I look up to the mountains—does my help come from there? My help comes from the LORD, who made the heavens and the earth! — Psalm 121:1-2
Some men regard mountains as sacred residences of spiritual beings. They treat the peaks with deference. Accordingly, a British expedition once stopped just short of the summit of Kanchenjunga at the request of the Sikkim government—because it was believed the gods lived there.
Other men, like the great military leader Hannibal, see the mountains as a hindrance to be overcome. In the 3rd century B.C. he marshaled his army over the Alps from Spain into northern Italy—a spectacular feat made even more dramatic by the fact that the army’s supplies were carried over by elephants!
Still, other men, when they look at the soaring peaks, see a challenge to be accepted. So when a mountaineer was asked why he tried to climb Everest, he said simply, “Because it was there.”

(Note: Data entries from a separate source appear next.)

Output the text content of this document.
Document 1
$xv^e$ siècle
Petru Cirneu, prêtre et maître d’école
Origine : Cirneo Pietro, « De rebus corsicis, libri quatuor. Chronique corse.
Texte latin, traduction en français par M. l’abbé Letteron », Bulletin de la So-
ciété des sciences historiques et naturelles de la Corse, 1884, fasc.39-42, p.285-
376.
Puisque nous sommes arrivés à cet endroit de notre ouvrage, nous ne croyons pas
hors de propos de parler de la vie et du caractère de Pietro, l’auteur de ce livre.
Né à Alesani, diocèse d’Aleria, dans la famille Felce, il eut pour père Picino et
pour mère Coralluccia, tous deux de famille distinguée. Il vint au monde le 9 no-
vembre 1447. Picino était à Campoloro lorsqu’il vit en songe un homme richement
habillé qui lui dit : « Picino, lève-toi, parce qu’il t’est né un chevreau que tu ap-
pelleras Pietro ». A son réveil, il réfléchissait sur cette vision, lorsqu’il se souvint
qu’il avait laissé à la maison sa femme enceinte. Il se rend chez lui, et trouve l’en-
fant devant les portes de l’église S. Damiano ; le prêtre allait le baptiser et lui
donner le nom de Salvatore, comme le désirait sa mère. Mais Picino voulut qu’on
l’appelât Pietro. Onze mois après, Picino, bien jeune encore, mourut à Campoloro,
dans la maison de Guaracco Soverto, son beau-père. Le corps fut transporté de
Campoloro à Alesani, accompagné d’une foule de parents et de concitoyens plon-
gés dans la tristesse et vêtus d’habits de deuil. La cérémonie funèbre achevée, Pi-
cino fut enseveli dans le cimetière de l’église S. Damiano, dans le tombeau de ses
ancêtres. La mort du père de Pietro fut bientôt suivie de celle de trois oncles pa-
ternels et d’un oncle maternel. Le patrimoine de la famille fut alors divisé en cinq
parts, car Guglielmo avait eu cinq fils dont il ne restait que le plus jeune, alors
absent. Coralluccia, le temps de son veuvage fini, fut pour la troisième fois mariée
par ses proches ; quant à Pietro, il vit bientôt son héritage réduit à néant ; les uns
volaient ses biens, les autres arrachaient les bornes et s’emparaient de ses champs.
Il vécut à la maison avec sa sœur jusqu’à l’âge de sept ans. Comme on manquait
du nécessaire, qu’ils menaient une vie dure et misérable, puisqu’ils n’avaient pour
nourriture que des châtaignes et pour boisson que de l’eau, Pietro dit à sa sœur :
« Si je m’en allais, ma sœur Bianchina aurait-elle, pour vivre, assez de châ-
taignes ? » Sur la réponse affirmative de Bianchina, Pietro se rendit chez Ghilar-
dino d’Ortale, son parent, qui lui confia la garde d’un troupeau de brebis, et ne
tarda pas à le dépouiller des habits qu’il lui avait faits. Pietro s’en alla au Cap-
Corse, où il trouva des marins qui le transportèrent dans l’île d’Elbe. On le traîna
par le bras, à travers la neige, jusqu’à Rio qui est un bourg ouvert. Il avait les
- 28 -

The psalm writer, on viewing the mountains, asked the question, “Does my help come from there?” (Psalm 121:1). As he was on a pilgrimage journey, climbing the rough road to Jerusalem, which lies nestled in the mountains, perhaps the psalm writer asked himself whether the city and all it stood for was the answer to his insecurity. Or perhaps the psalm writer had just completed a time of festival worship in the Jerusalem, and as he contemplated the mountainous terrain between him and his home, the question came to mind.
The answer is forthcoming, and serves to direct the psalm writer’s attention to the Lord, who made the mountains. In fact, He is the one “who made the heavens and the earth!” (121:2). The Lord is the one from whom all things come, in whom all things consist, and because of whom all things continue to be.
As we face life’s mountains, our help comes from the Lord. The mountains are austere, forbidding, and immovable. Because of this, men may be excused if they gain the impression that the one who made the mountains—and everything else—is similarly austere, forbidding, and immovable. But the psalm writer insists otherwise. The Lord Himself is the one who “watches over you” (121:5). He is not remote; He is “at hand.” He is not uncaring; He is alert to our condition and aware of our needs. He is not callous and indifferent; His ears are attentive to our cries.
The mountains of life may hold promises of adventure or cast grim shadows of foreboding. But nothing they offer or threaten can alter the fact that “The Lord keeps watch over you as you come and go, both now and forever” (121:8).
Hannibal crossed his mountains with the help of elephants. To cross our mountains, we have the Lord!